5.5. Effect of Other Elements Extraction
5.5.1. Experiment Setup

To determine how effectively PurExt extracts the elements of the actors, actions, and data objects, PurExt is compared with a recent work PolicyLint [14] that is consistent with the targets that were extracted from the privacy policies in this investigation. PolicyLint is a privacy policy analysis tool that identifies potential contradictions that may arise inside the same privacy policy. It provides a sentence-level NLP method to capture sharing and collection statements in privacy policies as a four-tuple (actor, action, data object, entity), where entity corresponds to the object of data sharing. We run PolicyLint on the privacy policy dataset and compare its extraction results, just the three-tuple (actor, action, data object), with the results of our approach to evaluate the efficiency of PurExt on the extraction of actor, action, and data object.

5.5.2. Experiment Results

Table 7 demonstrates the performance of PolicyLint and PurExt to extract three elements. As demonstrated, PurExt performs better than PolicyLint in all aspects. On the one hand, the advantage of PurExt is that it benefits from the combination of syntactic and semantic analyses compared to PolicyLint, which only uses the former. On the other hand, PolicyLint uses 82 templates that were learned from 560 example sentences to match the sentences to be extracted; thus, it passes over the sentences that do not follow the patterns.

6. Conclusions

Because IoT devices collect a considerable amount of personal and sensitive information, the privacy issues for IoT are a major concern for the users and laws. Privacy policy is an important way for IoT vendors to obtain users’ trust and to adhere to legal requirements. Therefore, how to make the privacy policy better serve users and regulatory compliance has aroused our interest. This study explores the expression and automated extraction of the purpose-centric data usage purposes in privacy policies. More precisely, we propose a purpose-aware rule to formalize the data access statements and combine syntactic and semantic analyses to realize the automated extraction of rules from the natural language privacy policies. To the best of our knowledge, this is the first attempt to extract the structural purpose-centric statement from privacy policies. The experimental results on real datasets show that this approach can achieve a 91% recall rate and 97% precision.

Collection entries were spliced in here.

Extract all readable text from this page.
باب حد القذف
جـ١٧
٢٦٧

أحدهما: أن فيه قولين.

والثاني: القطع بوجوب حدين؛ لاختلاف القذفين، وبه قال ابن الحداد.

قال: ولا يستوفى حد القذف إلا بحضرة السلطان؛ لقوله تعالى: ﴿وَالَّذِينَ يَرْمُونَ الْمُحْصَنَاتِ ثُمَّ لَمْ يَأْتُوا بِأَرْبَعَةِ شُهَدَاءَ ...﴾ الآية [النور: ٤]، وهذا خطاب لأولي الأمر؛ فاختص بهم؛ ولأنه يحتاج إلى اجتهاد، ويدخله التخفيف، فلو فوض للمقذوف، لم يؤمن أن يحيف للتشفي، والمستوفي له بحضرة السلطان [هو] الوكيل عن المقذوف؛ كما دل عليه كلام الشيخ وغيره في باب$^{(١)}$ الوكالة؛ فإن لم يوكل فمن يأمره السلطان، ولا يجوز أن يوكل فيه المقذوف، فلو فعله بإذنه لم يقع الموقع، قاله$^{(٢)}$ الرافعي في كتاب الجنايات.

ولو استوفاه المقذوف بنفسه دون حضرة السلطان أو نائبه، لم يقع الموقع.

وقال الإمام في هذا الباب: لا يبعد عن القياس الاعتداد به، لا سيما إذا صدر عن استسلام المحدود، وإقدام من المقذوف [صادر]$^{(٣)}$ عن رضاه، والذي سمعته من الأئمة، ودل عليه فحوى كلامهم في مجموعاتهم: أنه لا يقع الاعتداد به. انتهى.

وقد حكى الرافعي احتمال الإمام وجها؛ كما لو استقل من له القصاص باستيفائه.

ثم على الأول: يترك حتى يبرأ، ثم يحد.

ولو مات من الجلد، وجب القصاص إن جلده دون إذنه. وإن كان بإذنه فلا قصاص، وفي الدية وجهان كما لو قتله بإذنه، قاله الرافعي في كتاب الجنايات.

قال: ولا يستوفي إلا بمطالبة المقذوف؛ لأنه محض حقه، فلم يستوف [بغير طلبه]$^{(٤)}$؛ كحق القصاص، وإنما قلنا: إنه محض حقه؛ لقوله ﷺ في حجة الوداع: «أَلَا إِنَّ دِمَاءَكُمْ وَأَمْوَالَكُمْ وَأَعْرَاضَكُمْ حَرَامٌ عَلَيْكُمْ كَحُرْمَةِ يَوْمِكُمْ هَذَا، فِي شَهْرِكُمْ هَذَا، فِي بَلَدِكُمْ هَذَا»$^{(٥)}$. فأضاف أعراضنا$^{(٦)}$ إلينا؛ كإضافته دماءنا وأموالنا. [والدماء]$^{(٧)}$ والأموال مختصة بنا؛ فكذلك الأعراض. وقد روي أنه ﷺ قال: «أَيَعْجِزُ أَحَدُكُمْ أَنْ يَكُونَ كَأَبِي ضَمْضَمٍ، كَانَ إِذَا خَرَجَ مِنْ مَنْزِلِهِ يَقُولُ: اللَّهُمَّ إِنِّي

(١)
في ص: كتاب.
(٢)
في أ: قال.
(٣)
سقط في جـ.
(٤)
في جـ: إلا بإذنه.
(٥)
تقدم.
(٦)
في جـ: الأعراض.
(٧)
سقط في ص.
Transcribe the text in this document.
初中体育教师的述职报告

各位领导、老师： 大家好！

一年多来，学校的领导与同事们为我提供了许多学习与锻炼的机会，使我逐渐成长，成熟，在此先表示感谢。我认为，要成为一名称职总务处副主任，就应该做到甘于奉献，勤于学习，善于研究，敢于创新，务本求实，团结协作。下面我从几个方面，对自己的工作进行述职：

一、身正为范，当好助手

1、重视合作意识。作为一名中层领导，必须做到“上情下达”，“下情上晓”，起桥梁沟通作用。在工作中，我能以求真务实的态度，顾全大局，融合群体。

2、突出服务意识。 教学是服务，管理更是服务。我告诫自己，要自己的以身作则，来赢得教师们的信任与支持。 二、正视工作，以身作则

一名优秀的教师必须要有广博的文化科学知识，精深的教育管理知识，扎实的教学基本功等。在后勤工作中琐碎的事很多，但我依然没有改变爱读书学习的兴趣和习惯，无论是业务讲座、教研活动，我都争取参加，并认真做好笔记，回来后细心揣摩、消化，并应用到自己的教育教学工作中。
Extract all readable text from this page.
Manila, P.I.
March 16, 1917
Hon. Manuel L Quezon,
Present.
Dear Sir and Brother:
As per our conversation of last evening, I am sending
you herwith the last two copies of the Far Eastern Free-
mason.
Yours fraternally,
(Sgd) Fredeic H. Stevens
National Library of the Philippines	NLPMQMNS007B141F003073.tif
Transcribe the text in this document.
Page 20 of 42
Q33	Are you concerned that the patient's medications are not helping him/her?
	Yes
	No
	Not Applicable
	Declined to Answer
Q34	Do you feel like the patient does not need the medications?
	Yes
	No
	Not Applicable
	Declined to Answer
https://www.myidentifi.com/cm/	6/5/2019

Because PurExt performs sentence-level extraction, a separate description of the data objects and purposes in different sentences will lead to incomplete rules. When considering the future directions of research, the entire document should be analyzed to obtain more context. In terms of the promotion, we will proceed to apply the extracted purpose-aware rules for the research of compliance verification.

Data Availability

The data used to support the findings of this study are available from the first author upon request.

Conflicts of Interest

The authors declare that they have no conflicts of interest.

Acknowledgments

This work was supported by the National Natural Science Foundation of China (nos. U19A2081 and 61802270).